We have successfully reproduced the radial structure of the disk with a radiative transfer model developed to reproduce disks around YSOs. For disks around YSOs these models have trouble reproducing the near-infrared flux and interferometric data simultaneously. A protoplanetary disk with hydrostatic equilibrium will not produce enough near-infrared emission at the inner rim. The inner rim emission is radially extended (Lazareff et al. 2017) probably due to dust segregation (Tannirkulam et al. 2007; Kama et al. 2009), disk accretion (Flock et al. 2016), and/or the presence of a thick gaseous disk inside the dust sublimation radius (Kraus et al. 2008).

A rounded inner rim at hydrostatic equilibrium is enough to reproduce both the SED and the interferometric observables around IRAS08544-4431. There is no need to add an emission inside the dust sublimation radius. This disk rim is also radially sharp compared to disk rims around young stellar objects (e.g., Lazareff et al. 2017). The photosphere of IRAS08544-4431 is affected by depletion (Maas et al. 2003) suggesting that accretion from the circumbinary disk occurred or is occurring. The gas/dust separation is expected for accretion rates smaller than 10−6M yr−1 (Waters et al. 1992). Flock et al. (2016) show that disks around YSOs show a radially extended rim for accretion rates down to 10−9. The radial extension of the disk seems more dependent on the luminosity of the central star, the inner rim being sharper at higher stellar luminosities. However, Flock et al. (2016) computed models for YSOs and did not extrapolate above a luminosity of 56 L. For a luminosity of 14 000 L the inner rim profile could therefore be more vertical even for moderate accretion rates.

5 Conclusions

We present in this paper a radiative transfer model of the circumbinary disk around the post-AGB binary IRAS08544-4431. We successfully reproduced the SED and the radial structure of the disk inner rim by reproducing the squared visibility measurements. We used a classical self-consistent model designed to reproduce disks around YSOs by defining the disk vertical scale height by computing the hydrostatic equilibrium. Whereas the model has moderate success in reproducing disks around YSOs, it turns out that it is successful in reproducing circumbinary disks around post-AGBs.

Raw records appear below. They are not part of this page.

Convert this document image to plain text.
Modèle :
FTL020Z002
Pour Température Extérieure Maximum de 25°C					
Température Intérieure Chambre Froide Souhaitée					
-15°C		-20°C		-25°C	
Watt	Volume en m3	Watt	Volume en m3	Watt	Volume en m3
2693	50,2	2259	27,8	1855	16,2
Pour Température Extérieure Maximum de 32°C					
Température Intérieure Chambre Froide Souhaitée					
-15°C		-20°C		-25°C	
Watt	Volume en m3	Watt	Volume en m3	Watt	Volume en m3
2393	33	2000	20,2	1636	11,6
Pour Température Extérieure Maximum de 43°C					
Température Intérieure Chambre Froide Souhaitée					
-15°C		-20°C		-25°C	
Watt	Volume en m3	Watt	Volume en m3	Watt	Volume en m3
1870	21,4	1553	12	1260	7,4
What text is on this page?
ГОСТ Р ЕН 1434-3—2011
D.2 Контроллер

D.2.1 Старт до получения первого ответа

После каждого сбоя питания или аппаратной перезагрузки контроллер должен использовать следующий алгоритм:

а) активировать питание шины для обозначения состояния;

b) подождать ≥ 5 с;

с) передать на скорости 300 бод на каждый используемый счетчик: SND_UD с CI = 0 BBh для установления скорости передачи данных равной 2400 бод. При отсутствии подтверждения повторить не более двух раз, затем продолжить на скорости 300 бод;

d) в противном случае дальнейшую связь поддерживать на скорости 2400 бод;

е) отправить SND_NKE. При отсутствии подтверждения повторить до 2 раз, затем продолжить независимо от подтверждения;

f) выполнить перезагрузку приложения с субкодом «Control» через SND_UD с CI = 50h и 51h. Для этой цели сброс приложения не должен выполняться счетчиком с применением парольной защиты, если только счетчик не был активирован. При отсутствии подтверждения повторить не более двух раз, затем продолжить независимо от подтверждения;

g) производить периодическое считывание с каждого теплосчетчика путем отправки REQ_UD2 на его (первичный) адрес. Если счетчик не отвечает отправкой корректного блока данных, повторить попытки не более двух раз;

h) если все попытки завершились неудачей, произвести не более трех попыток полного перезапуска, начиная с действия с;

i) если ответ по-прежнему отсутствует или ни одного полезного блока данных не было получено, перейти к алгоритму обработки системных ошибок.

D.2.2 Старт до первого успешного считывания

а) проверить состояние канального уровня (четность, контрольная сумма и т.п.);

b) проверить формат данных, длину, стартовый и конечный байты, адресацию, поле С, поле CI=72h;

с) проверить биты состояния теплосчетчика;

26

The main results of this paper are:

  • the inner disk rim is ruled by dust sublimation physics and is well reproduced by our model, which is in hydro-static equilibrium;

  • the inner disk rim is not axisymmetric. This asymmetry might be explained by the central binary orbit but a detailed modeling of its effects is required to see whether it can truly explain the steep variations in azimuthal brightness at the disk rim;

  • an over-resolved near-infrared component is present and cannot be reproduced by a pure disk model. Its origin remains unclear but is likely linked to the low-mass outflow that is present in this system as well as evidenced by the Hα profile.

Given the number of post-AGB binaries with circumbinary disks, it is clear that complex disk structures are indeed common around post-AGB binaries. To answer the questions of 1) the physics ruling the radius of the inner rim (dust sublimation? binary dynamical truncation?), 2) the physics of the inner rim perturbation (what is the influence of the inner binary?), 3) the systematic detection of an emission around the secondary star (are circum-companion accretion disks common and how are they fed?), 4) the origin of the extended emission (disk structure? disk wind?), and 5) the physical relation between the compact dust disk as observed in the near-IR and the large gaseous disk as detected by ALMA, a systematic study of the near-infrared emission as well as the extended emission around post-AGB binaries is needed. To study the disk-binary interaction, we are planning to monitor this system with time-resolved near-infrared long baseline interferometric observations. We conclude that in many ways the disks around luminous post-AGB binaries are scaled-up, more irradiated versions of protoplanetary disks around YSOs.

Acknowledgements

The authors thank the anonymous referee for the valuable comments which helped in improving the paper. JK and HVW acknowledge support from the Research Council of the KU Leuven under grant number C14/17/082. RM acknowledges support from the Research Council of the KU Leuven under contract GOA/13/012 and the Belgian Science Policy Office under contract BR/143/A2/STARLAB. We used the following internet-based resources: NASA Astrophysics Data System for bibliographic services; Simbad; the VizieR online catalogues operated by CDS.

Appendix A Photometry

Table A.1

Photometry of IRAS 08544-4431.

thumbnail Fig. A.1

Best-fit radiative transfer model. Left panel: temperature in the model. Right panel: gas density in the model. The lines represent the radial (solid) and vertical (dashed) τ = 1 surface.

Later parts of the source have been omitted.